The scent is its own phenomenon. Not all lilies have it, but the ones that do don’t bother with subtlety. It’s a fragrance that doesn’t drift so much as march, filling the air with something between spice and sugar. One stem can colonize an entire house, turning hallways into olfactory events. Some people find it overwhelming. Those people are missing the point. A lily’s scent isn’t background noise. It’s the main attraction.

Then there’s the longevity. Most cut flowers surrender after a week, petals drooping in defeat. Lilies? They persist. Buds open in sequence, each flower taking its turn, stretching the performance over days. Even as the first blooms fade, new ones emerge, ensuring the arrangement never feels static. It’s a slow-motion ballet, a lesson in patience and payoff.

And the colors. White lilies aren’t just white—they’re luminous, as if lit from within. The orange ones burn like embers. Pink lilies blush, gradients shifting from stem to tip, while the deep red varieties seem to absorb light, turning velvety in shadow. Mix them, and the effect is symphonic, a chromatic argument where every shade wins.

The pollen is a hazard, sure. Those rust-colored grains cling to fabric, skin, tabletops, leaving traces like tiny accusations. But that’s part of the deal. Lilies aren’t meant to be tidy. They’re meant to be vivid, excessive, unignorable. Pluck the anthers if you must, but know you’re dulling the spectacle.

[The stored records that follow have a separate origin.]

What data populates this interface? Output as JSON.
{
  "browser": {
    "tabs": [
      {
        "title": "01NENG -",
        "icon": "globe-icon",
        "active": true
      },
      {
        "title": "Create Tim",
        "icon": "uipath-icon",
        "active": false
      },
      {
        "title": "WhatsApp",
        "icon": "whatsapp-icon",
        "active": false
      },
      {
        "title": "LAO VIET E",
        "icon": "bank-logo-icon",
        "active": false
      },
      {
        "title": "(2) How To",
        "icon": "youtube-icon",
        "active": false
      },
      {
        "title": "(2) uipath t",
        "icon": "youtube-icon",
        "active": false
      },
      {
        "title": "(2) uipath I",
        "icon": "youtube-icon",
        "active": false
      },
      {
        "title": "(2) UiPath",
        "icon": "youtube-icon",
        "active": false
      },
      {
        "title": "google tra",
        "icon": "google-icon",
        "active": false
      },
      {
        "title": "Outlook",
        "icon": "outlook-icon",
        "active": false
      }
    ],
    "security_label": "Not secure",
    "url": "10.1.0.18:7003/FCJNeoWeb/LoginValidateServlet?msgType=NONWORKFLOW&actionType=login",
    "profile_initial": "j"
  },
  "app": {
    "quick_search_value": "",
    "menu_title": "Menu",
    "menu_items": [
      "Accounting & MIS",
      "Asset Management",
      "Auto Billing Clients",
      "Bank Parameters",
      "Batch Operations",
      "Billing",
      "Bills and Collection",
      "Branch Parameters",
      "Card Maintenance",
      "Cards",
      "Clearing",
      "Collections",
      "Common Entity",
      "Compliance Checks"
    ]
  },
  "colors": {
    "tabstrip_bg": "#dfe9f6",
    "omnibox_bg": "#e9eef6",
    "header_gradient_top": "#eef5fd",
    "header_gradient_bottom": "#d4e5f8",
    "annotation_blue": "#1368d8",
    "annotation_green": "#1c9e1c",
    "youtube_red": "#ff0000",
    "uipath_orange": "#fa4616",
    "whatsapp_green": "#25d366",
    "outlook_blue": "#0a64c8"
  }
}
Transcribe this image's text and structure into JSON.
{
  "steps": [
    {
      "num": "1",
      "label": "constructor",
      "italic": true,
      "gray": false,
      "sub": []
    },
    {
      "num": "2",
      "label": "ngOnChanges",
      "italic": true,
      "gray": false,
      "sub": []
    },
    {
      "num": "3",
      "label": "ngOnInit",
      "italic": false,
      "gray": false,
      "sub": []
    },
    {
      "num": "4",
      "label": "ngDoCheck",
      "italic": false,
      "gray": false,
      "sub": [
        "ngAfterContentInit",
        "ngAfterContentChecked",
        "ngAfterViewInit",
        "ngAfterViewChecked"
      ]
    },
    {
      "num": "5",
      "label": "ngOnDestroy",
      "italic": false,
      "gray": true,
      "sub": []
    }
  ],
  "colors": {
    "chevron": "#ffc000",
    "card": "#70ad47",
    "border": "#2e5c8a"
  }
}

When they finally wilt, they do it with dignity. Petals curl inward, retreating rather than collapsing, as if the flower is bowing out gracefully after a standing ovation. Even then, they’re photogenic, their decay more like a slow exhale than a collapse.

So yes, you could choose flowers that behave, that stay where you put them, that don’t shed or dominate or demand. But why would you? Lilies don’t decorate. They transform. An arrangement with lilies isn’t just a collection of plants in water. It’s an event.